Au Bonheur des dames

Au Bonheur des dames (paragraphe n°175)

Chapitre I

Et elle parla de monter se coucher de bonne heure avec les enfants, car ils étaient très fatigués tous les trois. Mais six heures sonnaient à peine, elle voulut bien rester un moment encore dans la boutique. La nuit s'était faite, elle retrouva la rue noire, trempée d'une pluie fine et drue, qui tombait depuis le coucher du soleil. Ce fut pourelle une surprise : quelques instants avaient suffi, la chaussée était trouée de flaques, les ruisseaux roulaient des eaux sales, une boue épaisse, piétinée, poissait les trottoirs ; et, sous l'averse battante, on ne voyait plus que le défilé confus des parapluies, se bousculant, se ballonnant, pareils à de grandes ailes sombres, dans les ténèbres. Elle recula d'abord, prise de froid, le cœur serré davantage par la boutique mal éclairée, lugubre à cette heure.
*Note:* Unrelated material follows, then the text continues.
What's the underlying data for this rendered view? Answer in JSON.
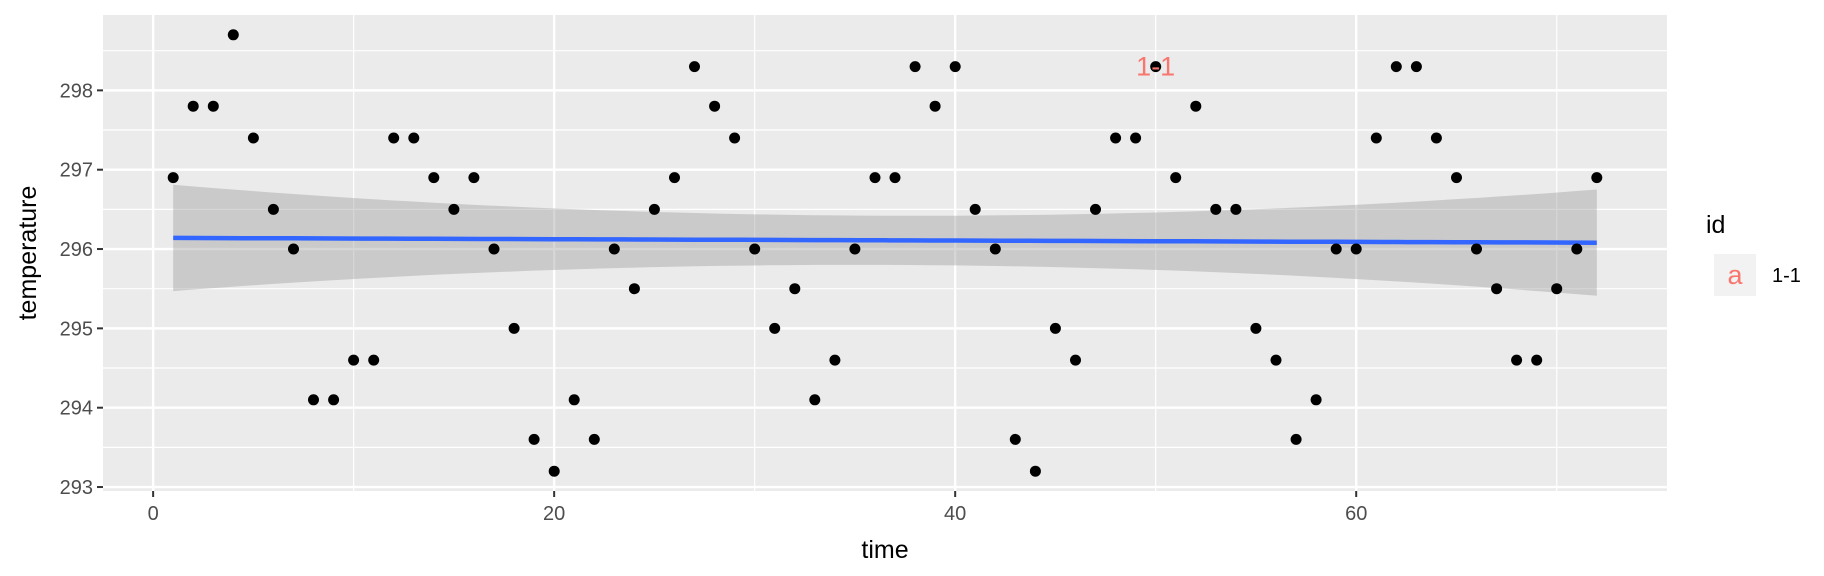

Un souffle humide, l'haleine du vieux quartier, venait de la rue ; il semblait que le ruissellement des parapluies coulât jusqu'aux comptoirs, que le pavé avec sa boue et ses flaques entrât, achevât de moisir l'antique rez-de-chaussée, blanc de salpêtre. C'était toute une vision de l'ancien Paris mouillé, dont elle grelottait, avec un étonnement navré de trouver la grande ville si glaciale et si laide.